I’ve used Finale over the years and really, it’s not made for someone who just wants to come in and get the notes down quickly or spontaneously. It actually requires you sit down and spend time making everything just right. Part of it is: it’s a complete notation package that pros can use to output orchestral scores — this means it has to be able to handle and output EVERYTHING. The other reason why it’s such a behemoth is that it has a built-in MIDI engine so that you can hear what your score sounds like using MIDI instruments on your computer’s soundcard. Suffice to say, I don’t have that kind of time anymore. Which is why I haven’t touched Finale in 2 years.
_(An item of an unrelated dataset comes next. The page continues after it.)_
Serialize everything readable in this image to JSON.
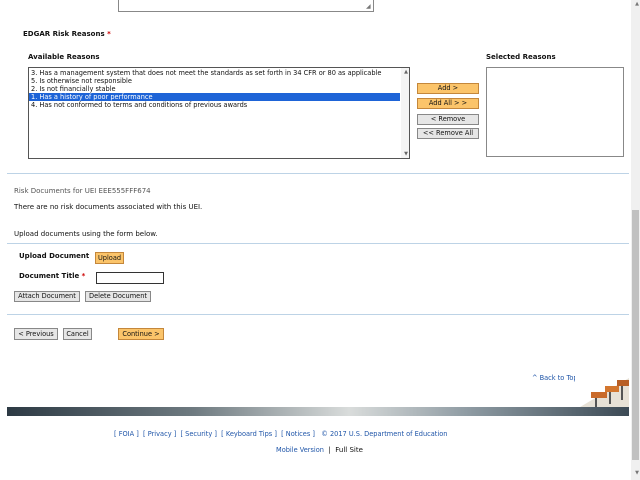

So I went looking the other day for freeware composer tools and stumbled upon Crescendo, which is built by the geniuses over at NCH software (they make all sorts of useful goodies — some of them freeware). And let me tell you: I haven’t been this thrilled to find freeware in AGES. Here are a few reasons why I’m loving it so far:
- Simplicity: It doesn’t have 25,000 menus and possibilities. All it has is note entry. Even a simple utility to add text or lyrics. How simple and easy things are, suddenly.
- Note Input Shortcuts: Just like Finale, you can hit shortcut keys to change note or rest values. No need to keep clicking using the mouse.
There are some limitations however:
- Text Limitations: You have to keep resizing any text you input. It doesn’t remember your last font size. In fact, you can’t specify a numerical font size and have to rely on manual resizing. You can’t even specify a font to use. Plus, you have no way to copy/paste text into the text box. Boo. Tough if you’re notating songs with lyrics.
- No Musical Feedback: You better know what your music already sounds like because there’s no way to play it back using this software. However, if you already know your melody and know your notes, then it’s not a problem. It’s a notation tool after all not a COMPOSING tool.
Overall, I’m glad I did a search and found it. And I’m glad it’s freeware. Hope you can put it to good use in your music.